Editorial

Haja dinheiro para os passes, que o resto é paisagem

O que torna esta medida dos passes discutível é que quem paga a quase 100% a factura de Lisboa e Porto é o Estado com os impostos de todos os portugueses.

Só por excesso de credulidade alguém pode acreditar que a entrada em vigor da redução do custo dos transportes públicos a dois meses de umas eleições não contempla uma fortíssima dose de eleitoralismo.

Num domínio em que António Costa é mestre, a produção da legislação necessária para a aplicar foi sabiamente gerida desde a sua apresentação no Verão, passando pela sua aprovação no Orçamento do Estado no Outono, até à sua aplicação na Primavera, quando no ar já se respira o odor das europeias.

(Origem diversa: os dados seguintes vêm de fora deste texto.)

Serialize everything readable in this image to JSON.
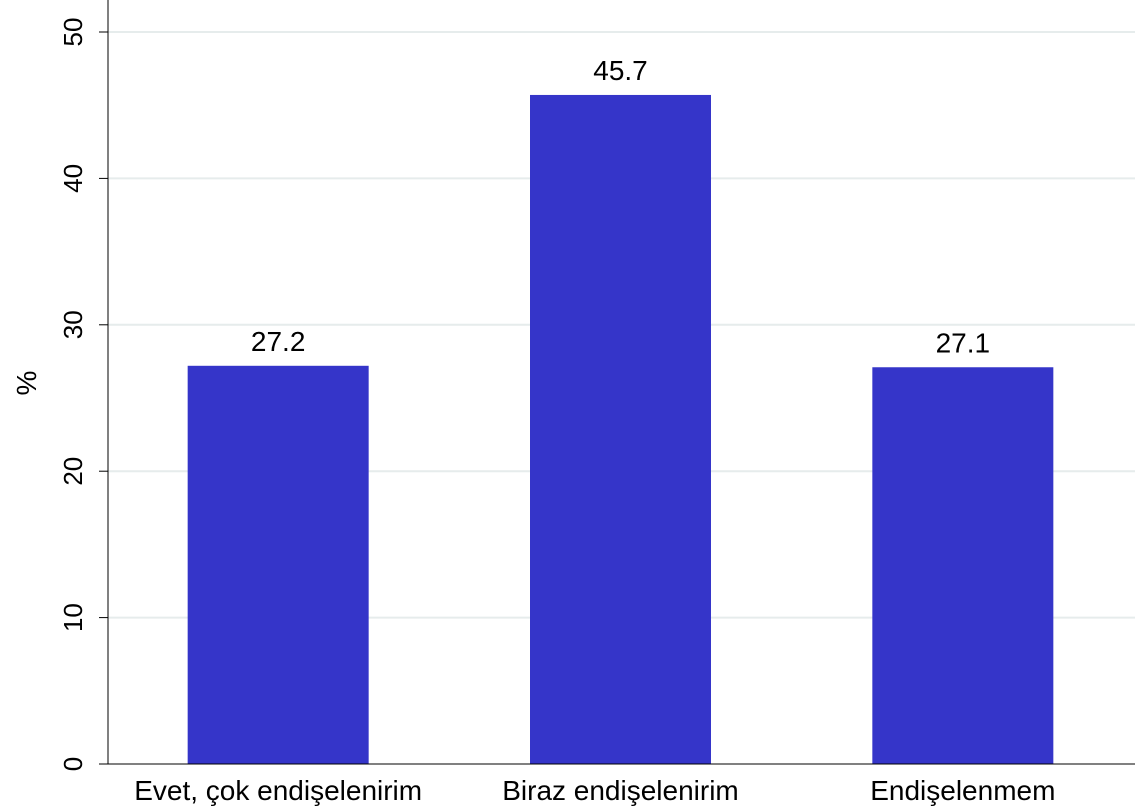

Durante todo este tempo, o PSD e o CDS foram incapazes de impor na agenda do debate as suas críticas à opção política da esquerda e ambos tentam agora recuperar o tempo perdido com o argumento do eleitoralismo e a injustiça de uma medida de apoio que põe todo o país a pagar 85% de um programa destinado aos habitantes de Lisboa e do Porto. Têm razão, mas é tarde de mais.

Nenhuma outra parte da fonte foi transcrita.